Ma Rainey, byname of Gertrude Malissa Nix Rainey, née Gertrude Malissa Nix Pridgett, (born April 26, 1886, Columbus, Ga., U.S.—died Dec. 22, 1939, Rome, Ga.), American singer, the “mother of the blues,” recognized as the first great black professional blues vocalist.
Gertrude Pridgett made her first public appearance about the age of 14 in a local talent show called “Bunch of Blackberries” at the Springer Opera House in her native Columbus, Georgia. Little else is known of her early years. In February 1904 she married William Rainey, a vaudeville performer known as Pa Rainey, and for several years they toured with African American minstrel groups as a song-and-dance team. In 1902, in a small Missouri town, she first heard the sort of music that was to become known as the blues.

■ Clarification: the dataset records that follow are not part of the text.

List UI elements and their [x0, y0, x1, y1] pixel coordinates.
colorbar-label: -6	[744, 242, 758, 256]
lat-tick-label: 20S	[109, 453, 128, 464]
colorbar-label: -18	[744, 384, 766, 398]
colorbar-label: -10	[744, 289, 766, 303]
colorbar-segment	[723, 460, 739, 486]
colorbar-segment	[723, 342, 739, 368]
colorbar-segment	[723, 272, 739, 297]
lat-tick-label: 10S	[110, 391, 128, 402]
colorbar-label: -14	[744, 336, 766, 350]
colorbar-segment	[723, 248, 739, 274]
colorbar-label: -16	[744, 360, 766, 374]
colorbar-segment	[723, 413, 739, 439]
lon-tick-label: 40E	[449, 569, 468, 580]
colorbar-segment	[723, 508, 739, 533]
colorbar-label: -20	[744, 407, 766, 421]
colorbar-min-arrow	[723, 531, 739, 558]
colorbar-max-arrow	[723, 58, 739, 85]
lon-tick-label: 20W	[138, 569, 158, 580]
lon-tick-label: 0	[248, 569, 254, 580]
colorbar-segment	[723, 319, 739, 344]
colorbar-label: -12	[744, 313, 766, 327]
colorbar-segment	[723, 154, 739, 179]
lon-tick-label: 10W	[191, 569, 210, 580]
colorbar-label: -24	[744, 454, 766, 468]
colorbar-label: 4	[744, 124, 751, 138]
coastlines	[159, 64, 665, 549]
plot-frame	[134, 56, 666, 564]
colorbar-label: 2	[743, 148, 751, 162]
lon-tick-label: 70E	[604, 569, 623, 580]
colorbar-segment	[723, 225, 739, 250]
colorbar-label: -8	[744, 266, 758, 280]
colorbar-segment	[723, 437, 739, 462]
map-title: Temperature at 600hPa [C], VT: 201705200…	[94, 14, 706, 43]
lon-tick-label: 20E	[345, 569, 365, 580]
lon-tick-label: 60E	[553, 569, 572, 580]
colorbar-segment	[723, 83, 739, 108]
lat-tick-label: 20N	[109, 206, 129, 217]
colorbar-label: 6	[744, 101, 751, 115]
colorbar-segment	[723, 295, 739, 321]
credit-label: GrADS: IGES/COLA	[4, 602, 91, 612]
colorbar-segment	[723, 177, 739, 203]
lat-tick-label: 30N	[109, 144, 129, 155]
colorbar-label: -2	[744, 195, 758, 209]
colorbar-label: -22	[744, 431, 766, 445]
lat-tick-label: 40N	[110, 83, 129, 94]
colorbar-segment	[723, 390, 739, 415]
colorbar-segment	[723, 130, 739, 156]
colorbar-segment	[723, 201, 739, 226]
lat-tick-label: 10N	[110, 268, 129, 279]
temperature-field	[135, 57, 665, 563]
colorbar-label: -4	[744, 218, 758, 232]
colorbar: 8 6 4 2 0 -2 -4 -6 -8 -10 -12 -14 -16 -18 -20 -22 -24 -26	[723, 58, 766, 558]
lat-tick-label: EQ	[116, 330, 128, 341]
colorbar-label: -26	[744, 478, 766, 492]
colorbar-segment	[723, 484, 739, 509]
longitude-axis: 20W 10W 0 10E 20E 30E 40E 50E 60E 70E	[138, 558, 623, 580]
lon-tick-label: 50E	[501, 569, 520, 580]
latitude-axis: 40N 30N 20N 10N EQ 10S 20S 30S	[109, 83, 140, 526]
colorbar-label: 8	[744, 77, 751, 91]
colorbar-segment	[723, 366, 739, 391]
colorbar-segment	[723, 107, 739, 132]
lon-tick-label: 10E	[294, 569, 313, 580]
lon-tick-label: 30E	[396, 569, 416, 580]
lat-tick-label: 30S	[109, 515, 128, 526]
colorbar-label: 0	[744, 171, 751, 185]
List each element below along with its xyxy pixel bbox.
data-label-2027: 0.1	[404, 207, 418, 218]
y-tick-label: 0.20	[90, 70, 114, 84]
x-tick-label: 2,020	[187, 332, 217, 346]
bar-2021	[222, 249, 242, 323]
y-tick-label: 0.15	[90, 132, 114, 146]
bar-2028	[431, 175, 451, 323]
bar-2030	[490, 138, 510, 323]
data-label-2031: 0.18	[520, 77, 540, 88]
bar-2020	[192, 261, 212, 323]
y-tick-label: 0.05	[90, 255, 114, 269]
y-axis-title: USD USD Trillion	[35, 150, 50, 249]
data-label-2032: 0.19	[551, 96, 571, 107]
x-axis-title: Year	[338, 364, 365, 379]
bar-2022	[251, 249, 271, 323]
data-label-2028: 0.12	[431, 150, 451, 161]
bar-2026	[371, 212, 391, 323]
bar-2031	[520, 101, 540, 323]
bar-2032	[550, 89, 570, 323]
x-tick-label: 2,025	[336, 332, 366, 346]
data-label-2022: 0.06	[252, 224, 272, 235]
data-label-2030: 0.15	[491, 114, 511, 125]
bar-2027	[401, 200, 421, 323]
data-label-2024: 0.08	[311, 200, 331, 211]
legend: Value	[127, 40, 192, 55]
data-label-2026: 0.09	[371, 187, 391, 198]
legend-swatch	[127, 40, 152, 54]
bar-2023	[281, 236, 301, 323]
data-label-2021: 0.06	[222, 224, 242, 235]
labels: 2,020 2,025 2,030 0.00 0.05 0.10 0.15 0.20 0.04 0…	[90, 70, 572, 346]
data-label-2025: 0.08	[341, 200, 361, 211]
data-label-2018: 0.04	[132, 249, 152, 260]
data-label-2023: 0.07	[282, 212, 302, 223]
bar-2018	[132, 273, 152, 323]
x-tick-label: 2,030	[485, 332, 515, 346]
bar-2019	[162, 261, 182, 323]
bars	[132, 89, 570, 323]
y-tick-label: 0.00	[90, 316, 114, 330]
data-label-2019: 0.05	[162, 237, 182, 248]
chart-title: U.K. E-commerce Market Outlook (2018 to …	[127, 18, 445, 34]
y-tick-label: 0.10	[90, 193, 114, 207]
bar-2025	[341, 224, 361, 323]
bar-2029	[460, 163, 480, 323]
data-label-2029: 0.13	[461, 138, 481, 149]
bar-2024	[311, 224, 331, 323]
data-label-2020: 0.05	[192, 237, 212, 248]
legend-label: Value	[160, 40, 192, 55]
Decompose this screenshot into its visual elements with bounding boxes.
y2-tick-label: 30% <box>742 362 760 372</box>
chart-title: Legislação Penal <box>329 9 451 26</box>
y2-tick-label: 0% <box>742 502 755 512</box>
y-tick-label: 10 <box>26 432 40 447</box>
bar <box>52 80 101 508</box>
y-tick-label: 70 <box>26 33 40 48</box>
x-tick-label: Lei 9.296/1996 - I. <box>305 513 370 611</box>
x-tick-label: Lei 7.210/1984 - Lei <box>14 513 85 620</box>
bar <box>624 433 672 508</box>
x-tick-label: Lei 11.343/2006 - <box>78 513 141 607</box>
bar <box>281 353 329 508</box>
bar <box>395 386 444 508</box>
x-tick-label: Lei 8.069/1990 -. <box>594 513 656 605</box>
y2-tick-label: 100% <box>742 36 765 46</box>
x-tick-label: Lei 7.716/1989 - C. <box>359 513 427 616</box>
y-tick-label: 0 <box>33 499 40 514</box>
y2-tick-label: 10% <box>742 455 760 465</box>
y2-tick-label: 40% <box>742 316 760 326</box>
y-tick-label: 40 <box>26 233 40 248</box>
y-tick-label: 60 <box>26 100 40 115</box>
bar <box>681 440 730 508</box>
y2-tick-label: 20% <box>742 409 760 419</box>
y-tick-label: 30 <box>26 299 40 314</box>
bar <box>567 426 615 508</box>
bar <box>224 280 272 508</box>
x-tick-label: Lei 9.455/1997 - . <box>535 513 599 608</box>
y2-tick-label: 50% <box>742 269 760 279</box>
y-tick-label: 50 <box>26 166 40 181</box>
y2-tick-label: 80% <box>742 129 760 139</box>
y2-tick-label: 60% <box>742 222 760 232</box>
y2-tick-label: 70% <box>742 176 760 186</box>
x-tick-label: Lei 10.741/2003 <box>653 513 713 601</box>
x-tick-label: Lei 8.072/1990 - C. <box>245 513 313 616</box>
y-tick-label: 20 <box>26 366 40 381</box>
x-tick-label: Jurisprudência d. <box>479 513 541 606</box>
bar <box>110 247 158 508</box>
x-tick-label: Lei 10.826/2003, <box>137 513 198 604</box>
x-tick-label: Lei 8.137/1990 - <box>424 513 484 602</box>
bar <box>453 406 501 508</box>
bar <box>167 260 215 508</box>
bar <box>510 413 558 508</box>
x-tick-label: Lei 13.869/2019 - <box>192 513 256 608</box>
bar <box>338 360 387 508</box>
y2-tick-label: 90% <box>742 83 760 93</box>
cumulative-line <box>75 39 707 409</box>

Ma Rainey, as she was known, began singing blues songs and contributed greatly to the evolution of the form and to the growth of its popularity. In her travels, she appeared with jazz and jug bands throughout the South. While with the Tolliver’s Circus and Musical Extravaganza troupe, she exerted a direct influence on young Bessie Smith. Her deep contralto voice, sometimes verging on harshness, was a powerful instrument by which to convey the pathos of her simple songs of everyday life and emotion.
In 1923 Ma Rainey made her first phonograph recordings for the Paramount company. Over a five-year span she recorded some 92 songs for Paramount—such titles as “See See Rider,” “Prove It on Me,” “Blues Oh Blues,” “Sleep Talking,” “Oh Papa Blues,” “Trust No Man,” “Slave to the Blues,” “New Boweavil Blues,” and “Slow Driving Moan”—that later became the only permanent record of one of the most influential popular musical artists of her time. She continued to sing in public into the 1930s. In 2008 a small museum opened in a house she had built in Columbus for her mother; she lived there herself from 1935 until her death.